Anche Grasso procede con una carrellata, seppure decisamente meno divertente e divertita. Il giornalista del Corriere della Sera ricapitola una serie di “incidenti” della vita sportiva di Totti, dalla manata a Colonnese ( pagata con cinque giornate di squalifica) fino al “solito” sputo al centrocampista danese Poulsen. Perchè per Totti il diritto all’oblio sembra non valere e ogni volta che si discute sul capitano della Roma riesce fuori lo sputo di quel maledetto campionato europeo. E anche Grasso non resiste alla tentazione di ricordare quel gesto in Italia – Danimarca, messo là, avulso dal contesto e soprattutto senza riassumere minimamente quanto accadde prima e dopo lo sputo, ovvero le provocazioni di Poulsen, le scuse di Totti e le dichiarazioni di Carlo Ancelotti quando, qualche anno dopo il fattaccio da allenatore del Milan si ritrovò contro lo stesso danese in una partita di Champions League e a fine garà sbottò: «Poulsen è un codardo, quello che ha fatto è una riabilitazione per Totti».

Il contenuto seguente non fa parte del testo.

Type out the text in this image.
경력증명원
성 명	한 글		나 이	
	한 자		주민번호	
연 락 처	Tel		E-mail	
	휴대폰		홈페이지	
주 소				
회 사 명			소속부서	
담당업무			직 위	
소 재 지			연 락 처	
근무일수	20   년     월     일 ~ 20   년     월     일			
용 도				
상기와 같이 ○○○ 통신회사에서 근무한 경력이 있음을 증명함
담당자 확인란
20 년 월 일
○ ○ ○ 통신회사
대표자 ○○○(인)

Grasso questo non lo ricorda e forse ignora, e del resto non è una colpa capitale, che a Roma dei pollici di Totti si discettava già da una settimana. Perchè il capitano aveva fatto la stessa identica cosa anche dopo il derby di andata e chiunque abbia acceso una delle tante radio locali che di Roma e Lazio parlano dalle 0 alle 24 sette giorni su sette sa che i laziali quel gesto non l’avevano digerito e avevano provocatoriamente sfidato il capitano giallorosso a ripeterlo convinti che i biancocelesti avrebbero fatto alla Roma lo sgambetto fatale per il titolo. Risultato: lo sgambetto è fallito e i pollici sono spuntati di nuovo fuori. È uno scandalo? No, è il calcio bellezza.